Role for Programming Languages: It is hopeless to establish the correctness of a program by testing, unless the internal structure of the program is taken into account. Our only hope is to carefully design a program so that its correctness can be understood in terms of its structure. The art of programming is the art of organizing complexity. We must organize the computations in such a way that our limited powers are sufficient to guarantee that the computation will establish the desired effect.

Programming Paradigms: New languages are not introduced lightly. A language takes on a life of its own as people invest in it by learning it and building up collection of programs in it. The effect needed to introduce a new language is substantial, not only in designing it and implementing it, but in teaching it and supporting it. Following are the categories of languages.
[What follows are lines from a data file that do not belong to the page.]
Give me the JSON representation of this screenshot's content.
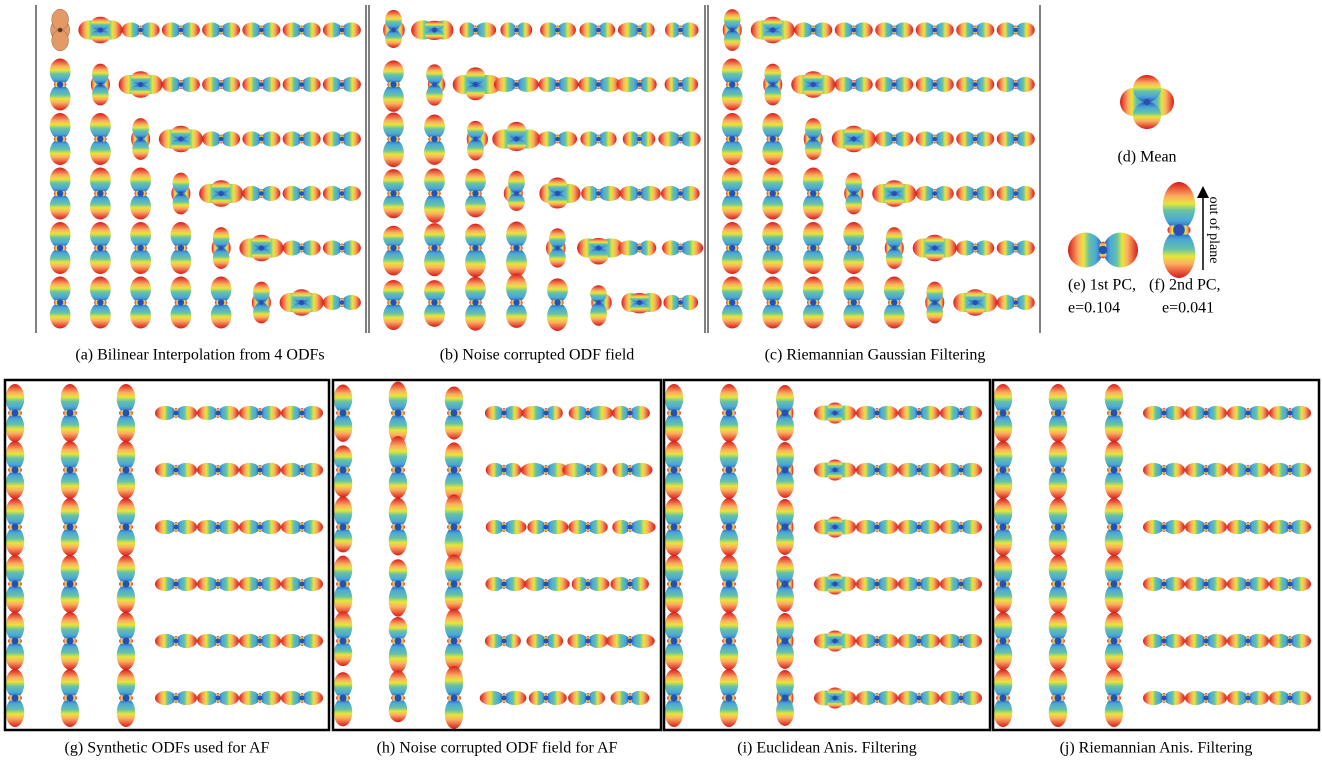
{
  "panels": [
    {
      "caption": "(a) Bilinear Interpolation from 4 ODFs"
    },
    {
      "caption": "(b) Noise corrupted ODF field"
    },
    {
      "caption": "(c) Riemannian Gaussian Filtering"
    },
    {
      "caption": "(g) Synthetic ODFs used for AF"
    },
    {
      "caption": "(h) Noise corrupted ODF field for AF"
    },
    {
      "caption": "(i) Euclidean Anis. Filtering"
    },
    {
      "caption": "(j) Riemannian Anis. Filtering"
    }
  ],
  "side": {
    "mean": {
      "caption": "(d) Mean"
    },
    "pc1": {
      "caption": "(e)  1st PC,",
      "eigen": "e=0.104"
    },
    "pc2": {
      "caption": "(f)  2nd PC,",
      "eigen": "e=0.041"
    },
    "arrow_label": "out of plane"
  }
}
Imperative Programming: Imperative languages are action oriented, i.e. a computation is viewed as a sequence of actions. The imperative family began with Fortran; Pascal and C, are general-purpose imperative languages. Other examples are Algol60, CPL,BCPL and Algol68. Pascal and C embody key ideas of imperative programming. The term “imperative” comes from command or action; the computation model is that of a sequence of action on an underlying machine.

Functional Programming: Functional programming is worth studying as a programming style in its own right; as a setting for studying concepts such as types; and as a technique for language description. The basic concepts of functional languages originated with LISP (LISt Processor), a language designed in 1958 for applications in artificial intelligence. The LISP language is designed primarily for symbolic data processing. It has been used for symbolic calculations in differential and integral calculus, electrical circuit theory, mathematical logic, game playing, and other fields of artificial intelligence. Other examples are ISWIM, SASL, SCHEME, ML etc.

Object-Oriented Programming: As programs get larger, the natural unit of programming is a grouping of data and operations. The progression of concepts for such grouping can be described in terms of modules, user-defined types (for example, stacks), and classes (as in object-oriented programming). Object-oriented programming owes much to Simula’s origins in simulation. The language was designed as both a description language and a programming language by Kristen Nygaard and Ole-Johan Dahl between 1961 and Simula changed the way people think about programming. C++ and Smalltalk are popular for object-oriented programming. (JAVA too) Although both got notion of objects and classes form Simula.

Logic Programming: Logic programming deals with relations rather than function. Where it fits, programs are concise, consisting of facts and rules. The language uses the fact and rules to deduce responses to queries. Prolog is the best example of this category. Prolog comes from PROgrammation en LOGique). Prolog was developed in 1972 for natural language processing in French by Alain Colmerauer and Philipee Roussel. Prolog has since been used for a range of applications from database to expert systems. Prolog programs have the brevity and expressiveness of logic.

Choice of Language: The choice of programming language depends in part on the programming to be done, and in part on external factors, such as availability, support, and training. For example, the initial prototype of the UNIX system spelling checker, was written in by combining existing utility programs (tools) in the UNIX environment. Several years later, once the spelling checker became sufficiently popular, an improved version was implemented in C to speed up checking. Different goals led to the two versions being implemented in different languages.